Survival of the Fittest
Human against human
The king, in a way, is a representative of people who believe themselves superior to other people based on differences of appearance or personality. He allowed himself to be inconsiderate of others in pursuit of his wife's request, to temporarily believe he was better then them, Many people are similarly inconsiderate of others when they're focused on themselves or people like them alone, and can believe they are superior to others. However, we are not genetically created to act a certain way towards others are personality only has a little basis in our genes (such as how certain genetic disorders cause behavioral issues like aggressiveness or shyness). However, the main force shaping personality is our environment. It is the influence of society and the people around us that encourage certain traits within us and suppress others.
Because of this, it would be incorrect to view our genes as racist. Racism is a social construct and racist people have learned their behaviors from society, not from their genes. Genes are what they are - and since the diversity of humans is part of why we are so successful as a species, genes cannot be biased towards one particular variety of humans.
Power In Nature
Human against nature
The king and his mistakes could not only represent how humans sometimes view other humans, but also how we as a race view nature and the rest of the world around us. Traditionally, our role in the environment has been one of imbalance and excess. We have always been a species that strives for expansion and innovation, something which is likely the reason we have such an advanced civilization today. However, what most believe sets us apart as a species from the rest of nature is our ability to understand and not by restricted by our place in nature.

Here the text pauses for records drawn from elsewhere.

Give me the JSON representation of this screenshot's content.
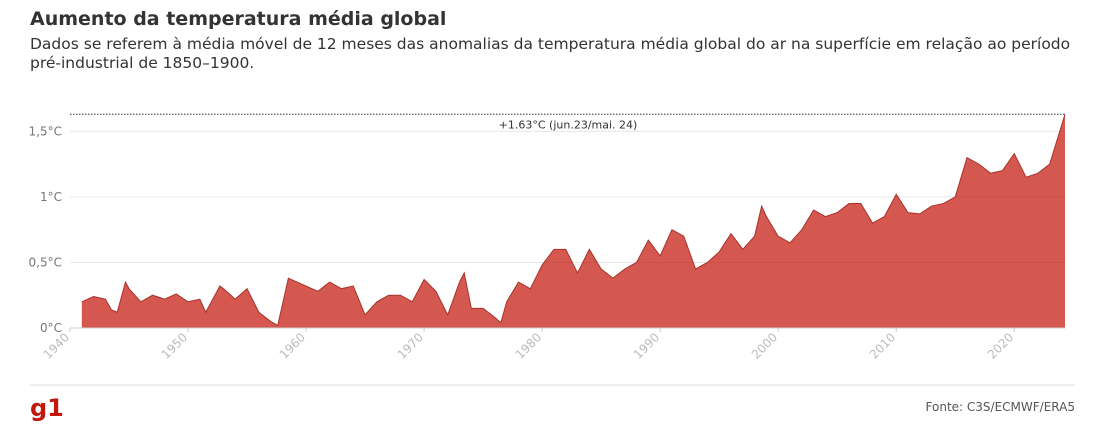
{
  "chart_data": {
    "type": "area",
    "title": "Aumento da temperatura média global",
    "subtitle": "Dados se referem à média móvel de 12 meses das anomalias da temperatura média global do ar na superfície em relação ao período pré-industrial de 1850–1900.",
    "source": "Fonte: C3S/ECMWF/ERA5",
    "annotation": {
      "value": 1.63,
      "label": "+1.63°C (jun.23/mai. 24)"
    },
    "color": "#c4170c",
    "x": [
      1941,
      1942,
      1943,
      1943.5,
      1944,
      1944.7,
      1945,
      1946,
      1947,
      1948,
      1949,
      1950,
      1951,
      1951.5,
      1952.7,
      1953,
      1954,
      1955,
      1956,
      1957,
      1957.6,
      1958.5,
      1959,
      1960,
      1961,
      1962,
      1963,
      1964,
      1965,
      1966,
      1967,
      1968,
      1969,
      1970,
      1971,
      1972,
      1973,
      1973.4,
      1974,
      1975,
      1976,
      1976.5,
      1977,
      1978,
      1979,
      1980,
      1981,
      1982,
      1983,
      1984,
      1985,
      1986,
      1987,
      1988,
      1989,
      1990,
      1991,
      1992,
      1993,
      1994,
      1995,
      1996,
      1997,
      1998,
      1998.6,
      1999,
      2000,
      2001,
      2002,
      2003,
      2004,
      2005,
      2006,
      2007,
      2008,
      2009,
      2010,
      2011,
      2012,
      2013,
      2014,
      2015,
      2016,
      2017,
      2018,
      2019,
      2020,
      2021,
      2022,
      2023,
      2024.3
    ],
    "values": [
      0.2,
      0.24,
      0.22,
      0.14,
      0.12,
      0.35,
      0.3,
      0.2,
      0.25,
      0.22,
      0.26,
      0.2,
      0.22,
      0.12,
      0.32,
      0.3,
      0.22,
      0.3,
      0.12,
      0.05,
      0.02,
      0.38,
      0.36,
      0.32,
      0.28,
      0.35,
      0.3,
      0.32,
      0.1,
      0.2,
      0.25,
      0.25,
      0.2,
      0.37,
      0.28,
      0.1,
      0.35,
      0.42,
      0.15,
      0.15,
      0.08,
      0.04,
      0.2,
      0.35,
      0.3,
      0.48,
      0.6,
      0.6,
      0.42,
      0.6,
      0.45,
      0.38,
      0.45,
      0.5,
      0.67,
      0.55,
      0.75,
      0.7,
      0.45,
      0.5,
      0.58,
      0.72,
      0.6,
      0.7,
      0.93,
      0.85,
      0.7,
      0.65,
      0.75,
      0.9,
      0.85,
      0.88,
      0.95,
      0.95,
      0.8,
      0.85,
      1.02,
      0.88,
      0.87,
      0.93,
      0.95,
      1.0,
      1.3,
      1.25,
      1.18,
      1.2,
      1.33,
      1.15,
      1.18,
      1.25,
      1.63
    ],
    "xlim": [
      1940,
      2024.3
    ],
    "xticks": [
      1940,
      1950,
      1960,
      1970,
      1980,
      1990,
      2000,
      2010,
      2020
    ],
    "ylim": [
      0,
      1.8
    ],
    "yticks": [
      {
        "value": 0,
        "label": "0°C"
      },
      {
        "value": 0.5,
        "label": "0,5°C"
      },
      {
        "value": 1,
        "label": "1°C"
      },
      {
        "value": 1.5,
        "label": "1,5°C"
      }
    ],
    "grid": true
  },
  "logo": "g1"
}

Unfortunately, as with the king, the power and perspective we have has, in a way, blinded us to the impacts we have made on the environment and our fellow inhabitants of it. Like how the king intended to remove an essential part of an entire species, humankind have caused 322 species extinctions in the past 500 years. We have treated the environment we live in horribly in our quest for advancement, and only recently have we begun to realize the impacts of what we've done.
It is our job, as the species that created the damage, to use the influence of our power to have empathy and fix what we have damaged. We need to speak up for the species we have not protected like we have our own and stop using harmful environmental practices. There will be no helpful hoopoe for us, reminding us to have empathy whenever we act selfishly. It is up to us to recognize when we aren't having and empathy and up to us to do something about it.